Angophora costata subsp. costata

Scientific classification
- Kingdom: Plantae
- Clade: Tracheophytes
- Clade: Angiosperms
- Clade: Eudicots
- Clade: Rosids
- Order: Myrtales
- Family: Myrtaceae
- Genus: Angophora
- Species: A. costata
- Subspecies: A. c. subsp. costata
- Trinomial name: Angophora costata subsp. costata (Gaertn.) Britten
- Synonyms: Angophora lanceolata Cav. nom. illeg., nom. superfl.; Angophora lanceolata var. hispida A.Gray; Angophora lanceolata Cav. var. lanceolata; Eucalyptus apocynifolia (Salisb.) Brooker; Melaleuca costata Raeusch. nom. inval., nom. nud.; Metrosideros apocynifolia Salisb.; Metrosideros lanceolata Pers. nom. illeg., nom. superfl.; Metrosideros splendens Gaertn. ex DC. nom. illeg.;

= Angophora costata subsp. costata =

Subspecies of tree

Angophora costata subsp. costata is a species of medium-sized to large tree that is endemic to eastern Australia. It has smooth bark, lance-shaped adult leaves, flower buds in groups of three, white or creamy white flowers and cylindrical to barrel-shaped fruit. It is similar to subspecies costata but has narrower leaves and smaller fruit.

==Description==
Angophora costata subsp. costata is a tree that typically grows to a height of 30 m and forms a lignotuber. It has smooth pinkish to orange bark that weathers to grey. Young plants and coppice regrowth have sessile leaves with a stem-clasping base that are elliptical to egg-shaped, 60-125 mm long, 20-65 mm wide and arranged in opposite pairs. Adult leaves are also arranged in opposite pairs, glossy green above and paler below, lance-shaped or curved, 70-190 mm long and 12-35 mm wide on a petiole 9-25 mm long. The flower buds are arranged on the ends of branches on a branched peduncle 3-20 mm long, each branch of the peduncle usually with three buds on pedicels 3-8 mm long. Mature buds are globe-shaped, 4-8 mm long and 5-7 mm wide, the floral cup glabrous with longitudinal ribs. The sepals are up to 3 mm long. The petals are white with a green keel and 3-4 mm long and wide. Flowering occurs from October to December. The fruit is a cylindrical to barrel-shaped capsule 10-18 mm long and 9-17 mm wide on a pedicel 2-12 mm long.

==Taxonomy and naming==
Metrosideros costata was first formally described in 1788 by Joseph Gaertner. In 1916 James Britten changed the name to Angophora costata and in 1986 Gregory John Leach described three subspecies, including subspecies costata.

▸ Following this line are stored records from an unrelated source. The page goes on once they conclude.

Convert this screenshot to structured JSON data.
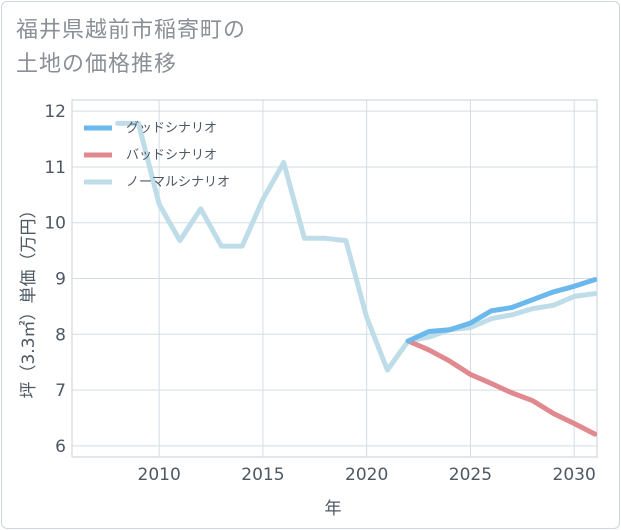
{
  "title": {
    "line1": "福井県越前市稲寄町の",
    "line2": "土地の価格推移"
  },
  "chart_data": {
    "type": "line",
    "title": "福井県越前市稲寄町の土地の価格推移",
    "xlabel": "年",
    "ylabel": "坪（3.3㎡）単価（万円）",
    "xlim": [
      2005.8,
      2031.1
    ],
    "ylim": [
      5.8,
      12.2
    ],
    "xticks": [
      2010,
      2015,
      2020,
      2025,
      2030
    ],
    "yticks": [
      6,
      7,
      8,
      9,
      10,
      11,
      12
    ],
    "grid": true,
    "legend_position": "top-left",
    "series": [
      {
        "name": "グッドシナリオ",
        "color": "#6bb8ec",
        "x": [
          2022,
          2023,
          2024,
          2025,
          2026,
          2027,
          2028,
          2029,
          2030,
          2031
        ],
        "y": [
          7.88,
          8.05,
          8.08,
          8.2,
          8.42,
          8.48,
          8.62,
          8.76,
          8.86,
          8.98
        ]
      },
      {
        "name": "バッドシナリオ",
        "color": "#e08a90",
        "x": [
          2022,
          2023,
          2024,
          2025,
          2026,
          2027,
          2028,
          2029,
          2030,
          2031
        ],
        "y": [
          7.88,
          7.72,
          7.52,
          7.28,
          7.12,
          6.95,
          6.81,
          6.58,
          6.4,
          6.21
        ]
      },
      {
        "name": "ノーマルシナリオ",
        "color": "#bfdde9",
        "x": [
          2008,
          2009,
          2010,
          2011,
          2012,
          2013,
          2014,
          2015,
          2016,
          2017,
          2018,
          2019,
          2020,
          2021,
          2022,
          2023,
          2024,
          2025,
          2026,
          2027,
          2028,
          2029,
          2030,
          2031
        ],
        "y": [
          11.78,
          11.78,
          10.33,
          9.68,
          10.25,
          9.58,
          9.58,
          10.42,
          11.08,
          9.72,
          9.72,
          9.68,
          8.3,
          7.36,
          7.88,
          7.95,
          8.08,
          8.12,
          8.28,
          8.35,
          8.46,
          8.52,
          8.68,
          8.73
        ]
      }
    ]
  }
}
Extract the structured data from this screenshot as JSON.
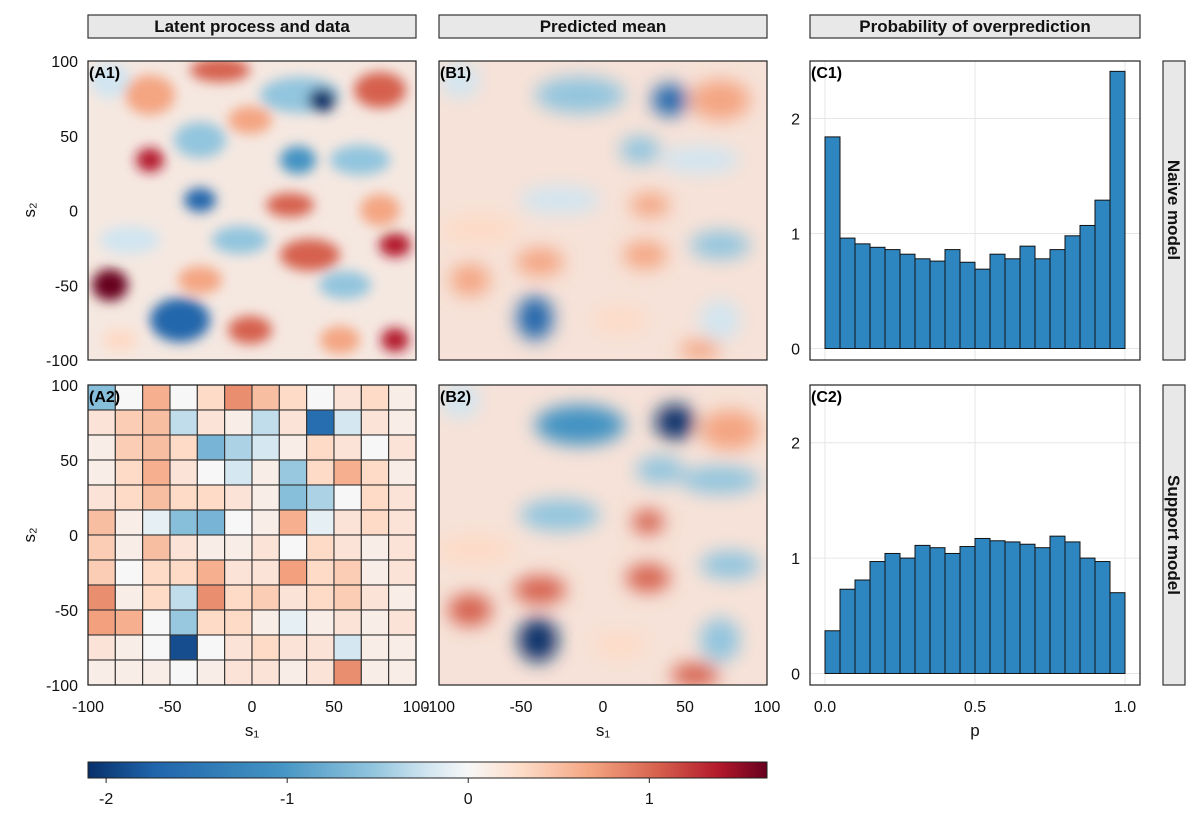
{
  "strips": {
    "col1": "Latent process and data",
    "col2": "Predicted mean",
    "col3": "Probability of overprediction",
    "row1": "Naive model",
    "row2": "Support model"
  },
  "panel_labels": {
    "a1": "(A1)",
    "b1": "(B1)",
    "c1": "(C1)",
    "a2": "(A2)",
    "b2": "(B2)",
    "c2": "(C2)"
  },
  "axes": {
    "s1_label": "s₁",
    "s2_label": "s₂",
    "p_label": "p",
    "spatial_ticks": [
      "-100",
      "-50",
      "0",
      "50",
      "100"
    ],
    "p_ticks": [
      "0.0",
      "0.5",
      "1.0"
    ],
    "density_ticks": [
      "0",
      "1",
      "2"
    ]
  },
  "colorbar": {
    "ticks": [
      "-2",
      "-1",
      "0",
      "1"
    ],
    "range": [
      -2.1,
      1.65
    ]
  },
  "colors": {
    "bar_fill": "#2e86c1",
    "bar_edge": "#111111",
    "diverging": [
      "#08306b",
      "#2166ac",
      "#4393c3",
      "#92c5de",
      "#d1e5f0",
      "#f7f7f7",
      "#fddbc7",
      "#f4a582",
      "#d6604d",
      "#b2182b",
      "#67001f"
    ]
  },
  "chart_data": [
    {
      "type": "bar",
      "panel": "C1",
      "xlabel": "",
      "ylabel": "",
      "bin_edges": [
        0.0,
        0.05,
        0.1,
        0.15,
        0.2,
        0.25,
        0.3,
        0.35,
        0.4,
        0.45,
        0.5,
        0.55,
        0.6,
        0.65,
        0.7,
        0.75,
        0.8,
        0.85,
        0.9,
        0.95,
        1.0
      ],
      "values": [
        1.84,
        0.96,
        0.91,
        0.88,
        0.86,
        0.82,
        0.78,
        0.76,
        0.86,
        0.75,
        0.69,
        0.82,
        0.78,
        0.89,
        0.78,
        0.86,
        0.98,
        1.07,
        1.29,
        2.41
      ],
      "xlim": [
        -0.05,
        1.05
      ],
      "ylim": [
        -0.1,
        2.5
      ],
      "grid": true
    },
    {
      "type": "bar",
      "panel": "C2",
      "xlabel": "p",
      "ylabel": "",
      "bin_edges": [
        0.0,
        0.05,
        0.1,
        0.15,
        0.2,
        0.25,
        0.3,
        0.35,
        0.4,
        0.45,
        0.5,
        0.55,
        0.6,
        0.65,
        0.7,
        0.75,
        0.8,
        0.85,
        0.9,
        0.95,
        1.0
      ],
      "values": [
        0.37,
        0.73,
        0.81,
        0.97,
        1.04,
        1.0,
        1.11,
        1.09,
        1.04,
        1.1,
        1.17,
        1.15,
        1.14,
        1.12,
        1.09,
        1.19,
        1.14,
        1.0,
        0.97,
        0.7
      ],
      "xlim": [
        -0.05,
        1.05
      ],
      "ylim": [
        -0.1,
        2.5
      ],
      "grid": true
    },
    {
      "type": "heatmap",
      "panel": "A2",
      "xlim": [
        -100,
        100
      ],
      "ylim": [
        -100,
        100
      ],
      "rows_top_to_bottom": [
        [
          -0.6,
          0.0,
          0.6,
          0.0,
          0.3,
          0.8,
          0.5,
          0.3,
          0.0,
          0.2,
          0.3,
          0.1
        ],
        [
          0.2,
          0.4,
          0.5,
          -0.3,
          0.2,
          0.1,
          -0.3,
          0.2,
          -1.6,
          -0.2,
          0.2,
          0.1
        ],
        [
          0.1,
          0.4,
          0.5,
          0.3,
          -0.7,
          -0.4,
          -0.2,
          0.1,
          0.3,
          0.2,
          0.0,
          0.2
        ],
        [
          0.1,
          0.3,
          0.6,
          0.2,
          0.0,
          -0.2,
          0.1,
          -0.5,
          0.3,
          0.6,
          0.3,
          0.1
        ],
        [
          0.2,
          0.3,
          0.5,
          0.3,
          0.3,
          0.2,
          0.1,
          -0.6,
          -0.4,
          0.0,
          0.3,
          0.2
        ],
        [
          0.5,
          0.1,
          -0.1,
          -0.6,
          -0.7,
          0.0,
          0.1,
          0.6,
          -0.1,
          0.2,
          0.3,
          0.2
        ],
        [
          0.4,
          0.1,
          0.5,
          0.2,
          0.1,
          0.1,
          0.2,
          0.0,
          0.3,
          0.2,
          0.1,
          0.2
        ],
        [
          0.4,
          0.0,
          0.3,
          0.3,
          0.6,
          0.2,
          0.2,
          0.7,
          0.3,
          0.4,
          0.1,
          0.2
        ],
        [
          0.8,
          0.1,
          0.3,
          -0.3,
          0.8,
          0.3,
          0.4,
          0.2,
          0.3,
          0.4,
          0.2,
          0.1
        ],
        [
          0.7,
          0.6,
          0.0,
          -0.5,
          0.3,
          0.3,
          0.1,
          -0.1,
          0.1,
          0.2,
          0.1,
          0.2
        ],
        [
          0.2,
          0.1,
          0.0,
          -1.9,
          0.0,
          0.2,
          0.3,
          0.2,
          0.2,
          -0.2,
          0.1,
          0.1
        ],
        [
          0.1,
          0.1,
          0.1,
          0.0,
          0.1,
          0.2,
          0.2,
          0.1,
          0.2,
          0.8,
          0.1,
          0.1
        ]
      ]
    }
  ]
}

==Distribution and habitat==
This eucalypt subspecies grows in sandy soil, often over sandstone and occurs naturally in Queensland and New South Wales. It is widely distributed in south-eastern Queensland and disjunctly in the White Mountains National Park. In New South Wales it mainly occurs in coastal areas south from Coffs Harbour to Narooma and as far west as the Blue Mountains. In Victoria it is a commonly planted ornamental and is naturalised in some places.